Tulkinghorn: Jukebox fury
6 July 2009
26 July 2013
29 October 2013
28 October 2013
7 April 2014
16 December 2013
Lawyers are well-known for their work hard, play hard attitude to life. Tulkinghorn respects the long hours, as well as the copious amounts of alcohol in which most lawyers indulge to get them through.
Take Hammonds’ London head Robert Weekes. This chap proved long ago that he was destined for a job in the law with some pretty hardcore drinking and wild behaviour during his younger days.
During a university rugby trip in Bristol, Weekes was celebrating a win in the Bristol University student union bar. However, he was subsequently barred from said watering hole after attempting to steal the juke box.
Hopefully the senior Hammonds figure has mellowed. But Tulkinghorn still says hats off.
Tulkinghorn is quite partial to the summer season. There’s nothing he likes more than heading out on the estate for a spot of shooting followed by a long evening gorging on recently slaughtered pheasant, accompanied by claret and cigars.
But it seems that such savoury pursuits are not favoured by all his peers. Take Addleshaw Goddard head of projects Mike O’Connor and Manchester City Council in-house lawyer Des Gardner, for example. This duo recently embarked on a journey in what Tulkinghorn understands is known as a ‘camper van’ to the pleasant Somersetshire town of Glastonbury.
This fair southern town is famous for its historic abbey and tor, but Tulkinghorn gathers there were no soul-enriching visits on the agenda for this reckless pair. Forming, as they do, part of a musical band called Mandrills, O’Connor and Gardner played on the Thursday night at the local music festival of ill-repute.
According to O’Connor, their repertoire at said festival included “covers from the 1960s, 70s and 80s, anything from In the Midnight Hour, to I Predict A Riot. Floor-fillers and crowd-pleasers.”
Lovells might not usually set the world alight with its financial results - well, to be fair, 11 per cent up in this dire market is borderline exceptional - but at least its PR people know how to start a fire.
More accurately, head of corporate communications Chris Hinze knows exactly how to light a firework. Having stepped up to light the blue touchpaper at his son’s school’s firework display some time ago, Hinze was roped in to make the rockets go bang at St George’s Day celebrations in a field in Essex - and in competition with three groups of battle-hardened Catherine Wheel-wielding experts.
“You have to wear full protective gear, including a hard hat, goggles and fire-retardant gloves,” reveals Hinze. Tulkinghorn believes he’s talking about setting off some bangers, not working on Holborn Viaduct.

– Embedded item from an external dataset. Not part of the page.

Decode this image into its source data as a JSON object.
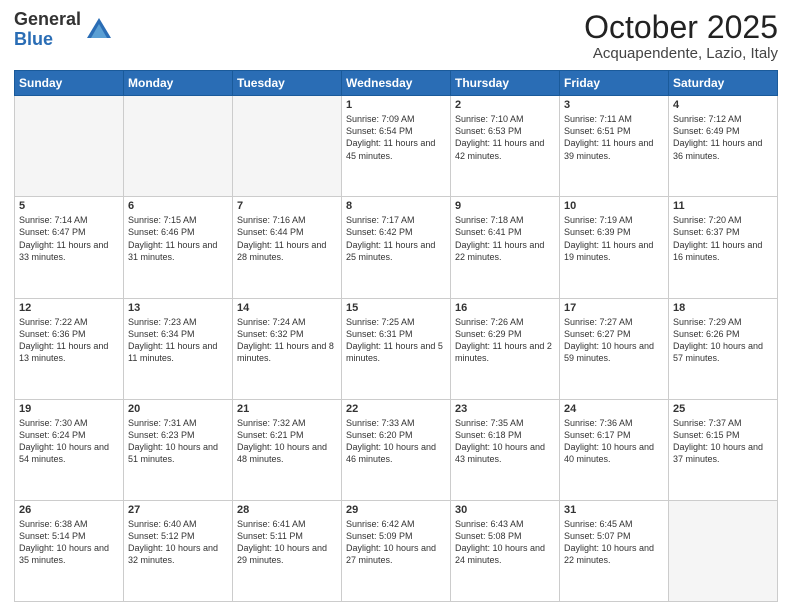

There were some strange goings on at the fourth annual CIS Local Counsel Forum over in Kiev last month, where Tulkinghorn sent one of his spies.
A large number of the most influential lawyers in Ukraine, Russia and the former Soviet states listened attentively to worthy seminars on issues affecting their unique markets.
English-speakers were aided by competent translators who provided a running commentary on the events. That is, until the unfortunate moment when one management consultant gave the listeners a real earful.
This chap took the unusual decision to open his presentation with an analogy that likened a law firm to the human body.
“When your body has a pain, you remedy it,” he began. “When your law firm is in pain, you fix it.”
So far, so good. But it didn’t stop there.
“Hands up please… who is ready to part with money for services to your body, below your belt?”
Now, it may be that the finer parts of this interrogation had been lost in translation, but it was met with silence. Eyebrows were then raised by Russian speakers and non-Russian speakers alike.
With the translators flustered over how to phrase the next part of his speech, those wearing headphones were treated to the words “sexy”, ”pleasure” and then, surely in a first for any legal seminar in the world ever, “genitals”, as the voice in the headphones gamely tried to decipher an analogy that should have died before it struggled horribly to life.
Cue giggles and red faces as English-speakers tried to work out why they were being asked such personal questions.
For the record, no one put their hands up and the seminar continued without this important issue being resolved.
Your money or your wife
Tulkinghorn is sure readers of The Lawyer will appreciate a spot of Ukrainian humour, straight from the CIS Local Counsel Forum in Kiev and courtesy of one particularly crestfallen partner at a Ukrainian firm.
Lamenting the effects of the recession, the browbeaten lawyer was overheard claiming: “This crash is worse than a divorce - half of your fortune is gone yet your old wife is still here.”